Ik heb moeten vaststellen dat er onvoldoende wetenschappelijke gegevens zijn om op basis hiervan te kunnen besluiten welke minimale ruimte of stahoogte voldoet aan de voorwaarden uit de transportverordening. Ik heb de Animal Sciences Group daarom opdracht gegeven te onderzoeken welke ruimte of stahoogte minimaal nodig is om te voldoen.

5. Hoogte vrachtwagen

Er is een aantal vervoermiddelen dat de beschikking heeft over een uitschuifbaar dak waardoor de de hoogte van de wagen kan variëren van 4.00 tot 4.30 mtr. De Wegenverkeerswet staat echter niet toe dat een vervoer-middel hoger is dan 4.00 mtr. Bij het berekenen van de minimale ruimte of stahoogte wordt uitgegaan van een maximale hoogte van de wagen van 4.00 mtr.

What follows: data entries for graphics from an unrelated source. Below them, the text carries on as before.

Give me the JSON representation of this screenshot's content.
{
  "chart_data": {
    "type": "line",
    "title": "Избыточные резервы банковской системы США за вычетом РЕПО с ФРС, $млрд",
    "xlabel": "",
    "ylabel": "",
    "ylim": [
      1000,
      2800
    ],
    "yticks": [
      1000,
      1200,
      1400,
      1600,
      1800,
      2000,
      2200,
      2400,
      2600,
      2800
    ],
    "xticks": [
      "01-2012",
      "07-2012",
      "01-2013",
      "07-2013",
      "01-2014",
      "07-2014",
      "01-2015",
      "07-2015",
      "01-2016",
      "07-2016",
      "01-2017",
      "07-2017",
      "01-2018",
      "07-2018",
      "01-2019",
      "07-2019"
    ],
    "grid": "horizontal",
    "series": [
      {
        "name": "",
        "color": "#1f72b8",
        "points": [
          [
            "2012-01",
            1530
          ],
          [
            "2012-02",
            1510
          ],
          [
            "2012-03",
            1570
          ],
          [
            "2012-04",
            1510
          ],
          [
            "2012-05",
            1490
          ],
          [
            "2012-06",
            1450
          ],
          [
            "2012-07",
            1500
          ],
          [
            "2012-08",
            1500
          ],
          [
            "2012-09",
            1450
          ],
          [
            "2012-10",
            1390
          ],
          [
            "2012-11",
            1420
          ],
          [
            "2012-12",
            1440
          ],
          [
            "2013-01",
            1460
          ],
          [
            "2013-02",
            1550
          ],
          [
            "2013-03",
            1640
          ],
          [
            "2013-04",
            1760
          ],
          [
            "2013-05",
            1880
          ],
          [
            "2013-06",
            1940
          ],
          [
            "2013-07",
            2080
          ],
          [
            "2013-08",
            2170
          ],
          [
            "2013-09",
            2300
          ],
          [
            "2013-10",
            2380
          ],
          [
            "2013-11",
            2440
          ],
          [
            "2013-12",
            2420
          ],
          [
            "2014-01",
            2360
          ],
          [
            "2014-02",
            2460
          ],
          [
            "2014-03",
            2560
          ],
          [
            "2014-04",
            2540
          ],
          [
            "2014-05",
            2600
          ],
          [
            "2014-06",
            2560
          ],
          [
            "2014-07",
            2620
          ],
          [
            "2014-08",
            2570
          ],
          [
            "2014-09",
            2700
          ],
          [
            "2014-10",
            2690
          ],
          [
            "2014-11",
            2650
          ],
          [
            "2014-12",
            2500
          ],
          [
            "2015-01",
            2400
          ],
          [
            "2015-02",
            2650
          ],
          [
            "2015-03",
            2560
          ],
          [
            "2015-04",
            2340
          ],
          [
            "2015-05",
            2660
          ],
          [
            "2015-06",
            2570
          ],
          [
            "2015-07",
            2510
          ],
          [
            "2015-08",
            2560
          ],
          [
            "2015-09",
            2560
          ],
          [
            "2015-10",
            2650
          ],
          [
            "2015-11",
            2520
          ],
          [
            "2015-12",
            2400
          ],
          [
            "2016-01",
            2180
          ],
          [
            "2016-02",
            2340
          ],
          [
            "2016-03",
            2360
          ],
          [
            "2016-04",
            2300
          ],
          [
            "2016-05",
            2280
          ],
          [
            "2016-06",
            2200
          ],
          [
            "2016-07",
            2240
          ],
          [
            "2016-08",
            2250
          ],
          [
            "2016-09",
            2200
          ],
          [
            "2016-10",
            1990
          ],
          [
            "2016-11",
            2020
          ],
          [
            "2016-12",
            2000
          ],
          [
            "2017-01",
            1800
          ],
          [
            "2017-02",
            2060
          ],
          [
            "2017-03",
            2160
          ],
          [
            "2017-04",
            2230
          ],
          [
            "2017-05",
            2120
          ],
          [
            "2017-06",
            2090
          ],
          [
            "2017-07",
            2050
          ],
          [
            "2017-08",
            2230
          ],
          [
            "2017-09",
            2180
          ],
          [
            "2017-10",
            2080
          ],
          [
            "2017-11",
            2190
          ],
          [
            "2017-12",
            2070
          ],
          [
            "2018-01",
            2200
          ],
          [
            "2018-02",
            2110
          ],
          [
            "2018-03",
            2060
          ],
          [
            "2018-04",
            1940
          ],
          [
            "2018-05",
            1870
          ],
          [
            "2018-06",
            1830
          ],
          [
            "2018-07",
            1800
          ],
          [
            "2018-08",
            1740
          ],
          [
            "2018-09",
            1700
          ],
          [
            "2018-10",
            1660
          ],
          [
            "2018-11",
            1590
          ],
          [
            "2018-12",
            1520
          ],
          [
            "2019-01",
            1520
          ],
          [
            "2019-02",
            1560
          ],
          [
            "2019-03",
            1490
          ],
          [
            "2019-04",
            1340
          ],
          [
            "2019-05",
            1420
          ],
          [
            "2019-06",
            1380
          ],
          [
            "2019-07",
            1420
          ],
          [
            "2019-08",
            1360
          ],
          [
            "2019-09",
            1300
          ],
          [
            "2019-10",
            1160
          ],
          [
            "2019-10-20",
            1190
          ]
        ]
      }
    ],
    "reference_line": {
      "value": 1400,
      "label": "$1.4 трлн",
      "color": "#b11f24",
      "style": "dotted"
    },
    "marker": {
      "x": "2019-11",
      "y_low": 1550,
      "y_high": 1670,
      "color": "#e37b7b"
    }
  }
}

Aanpassing beleidsregels dierenwelzijn 2009

Ik zal de Beleidsregels dierenwelzijn 2009 op korte termijn aanpassen conform de hierboven beschreven lijn over de normen ten aanzien van stahoogte tijdens diertransport. Door deze normen te hanteren, verwacht ik dat veel van de geconstateerde problemen ten aanzien van het niet preventief kunnen optreden in twijfelgevallen, kunnen worden voorkomen.

Op basis van het resultaat van het onderzoek en het overleg hierover met de sector en de Dierenbescherming zal ik bezien of en zo ja op welke wijze de gewijzigde beleidsregels aangepast en uitgebreid dienen te worden.